Más sobre su obra en Suplemento de Realidades y Ficciones Nº
105:
Web de
autor: www.juancarlosvarelabujan.com
varelabujanjuancarlos@gmail.com
TRES
CAPÌTULOS DE “CUATRO DAMAS”
Juan Carlos Varela
Buján ©
1.
P4R, P3AD
Viernes,
16 de diciembre 2033
San
Sebastián, 05:30
Sus ojos se mueven a
una velocidad vertiginosa.
Está soñando.
La mujer
que buscan, una neurocientífica, se encuentra en un complejo industrial cerca
de la ciudad de Tartus, en la costa de Siria. Los satélites que barren la zona
en esos momentos de gran conflicto no habían detectado movimientos sospechosos
hasta que alguien les ha facilitado datos y los ojos del cielo han centrado su
atención en unas edificaciones. La información es buena y debe ser comprobada.
Por
lealtad a un hombre, deben capturar a esa mujer.

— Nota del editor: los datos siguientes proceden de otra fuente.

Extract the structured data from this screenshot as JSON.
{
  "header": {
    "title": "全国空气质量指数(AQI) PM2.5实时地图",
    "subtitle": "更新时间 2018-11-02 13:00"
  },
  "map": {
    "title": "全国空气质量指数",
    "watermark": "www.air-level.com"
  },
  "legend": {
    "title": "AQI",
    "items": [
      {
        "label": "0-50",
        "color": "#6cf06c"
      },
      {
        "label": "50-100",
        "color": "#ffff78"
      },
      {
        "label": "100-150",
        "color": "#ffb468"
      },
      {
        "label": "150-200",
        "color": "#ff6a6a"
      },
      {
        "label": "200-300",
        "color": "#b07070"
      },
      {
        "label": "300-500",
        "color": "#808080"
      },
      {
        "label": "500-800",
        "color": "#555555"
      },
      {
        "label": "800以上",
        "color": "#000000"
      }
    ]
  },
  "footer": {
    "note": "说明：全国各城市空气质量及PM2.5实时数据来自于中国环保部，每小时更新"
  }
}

Llevan años detrás de ella y
las pistas les conducen hasta esa ciudad bajo control ruso.
Mira con
detenimiento la fotografía de la mujer. La desprende del panel de corcho.
Será su
primera misión como comandante del grupo operativo, con la diferencia de que
ahora liderará a un grupo reducido, solo cuatro personas. Cada uno se
identificará con un número: Uno será
el líder.
Antes de
partir estudian la ubicación buscando puntos débiles. El complejo industrial se
sitúa al oeste de Tartus, junto a una pequeña urbanización de chalés en primera
línea de costa rodeada de otras pequeñas instalaciones que se comunican por
carretera con
Los
observa por orden de numeración. Son unos chavales: Félix, June, Aitor, Alicia.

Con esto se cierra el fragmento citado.